Mer alles kump toch zoas ’t kump.
Ie hebt het zölm nich oet ‘ezöch.
Met al zien veurs en al zien tegens
‘t is altied aans, dan da’j hebt verwocht.

Onweerstaanbaar is Jan Kleinmans humor, samengebracht in de afdeling Gräpkes en grölkes. Vaak zijn ze pretentieloos, een taalgrapje, onbegrip over een bepaalde situatie. Zoals van het vrouwtje dat na het overlijden van haar man een vriend uit het westen leert kennen, die nogal formeel doet.

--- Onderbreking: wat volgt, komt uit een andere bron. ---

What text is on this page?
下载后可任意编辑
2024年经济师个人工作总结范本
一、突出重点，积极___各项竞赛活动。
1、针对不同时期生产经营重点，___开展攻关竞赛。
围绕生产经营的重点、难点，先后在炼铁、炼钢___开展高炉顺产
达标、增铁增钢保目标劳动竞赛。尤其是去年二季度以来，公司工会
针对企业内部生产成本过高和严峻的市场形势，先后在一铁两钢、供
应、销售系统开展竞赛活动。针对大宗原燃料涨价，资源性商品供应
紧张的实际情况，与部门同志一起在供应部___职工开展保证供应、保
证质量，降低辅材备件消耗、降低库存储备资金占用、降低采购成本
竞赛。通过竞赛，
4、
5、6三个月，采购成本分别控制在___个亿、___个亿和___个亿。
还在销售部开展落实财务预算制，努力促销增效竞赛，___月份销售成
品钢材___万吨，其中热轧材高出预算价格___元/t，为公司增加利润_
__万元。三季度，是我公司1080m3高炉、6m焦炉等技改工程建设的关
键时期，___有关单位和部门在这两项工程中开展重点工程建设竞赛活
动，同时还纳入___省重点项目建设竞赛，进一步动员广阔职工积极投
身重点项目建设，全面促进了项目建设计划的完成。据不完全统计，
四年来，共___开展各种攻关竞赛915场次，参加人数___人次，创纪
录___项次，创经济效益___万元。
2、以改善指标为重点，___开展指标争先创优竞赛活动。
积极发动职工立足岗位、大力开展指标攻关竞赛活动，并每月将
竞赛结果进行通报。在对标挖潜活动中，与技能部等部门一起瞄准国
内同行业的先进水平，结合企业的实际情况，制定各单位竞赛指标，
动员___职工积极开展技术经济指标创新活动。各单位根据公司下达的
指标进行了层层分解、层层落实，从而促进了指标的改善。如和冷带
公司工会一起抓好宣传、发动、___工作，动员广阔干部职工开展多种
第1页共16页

Tijdens een wandeling stelt hij voor dat het tijd wordt elkaar te tutoyeren. Dat woord kent ze niet. Ze denkt aan ‘iets anders’ wat al een hele tijd door haar hoofd speelt. En ze antwoordt: Da’s mie wa good, mer nich hier in ’t natte grös.’
Of het prachtige gedicht van een verlegen boerenjongen die een meisje uitnodigt tot het Weenkels kiek’n in ’t Boornseveeld. Nu valt er op die plaats niet veel te winkelen. De dialoog tussen de twee verliefden die elkaar letterlijk en figuurlijk voorzichtig ‘aftasten; is meesterlijk verbeeld.
Of het gedicht De Woake, waarin twee vrijgezelle boeren waken bij het lijk van hun gestorven broer.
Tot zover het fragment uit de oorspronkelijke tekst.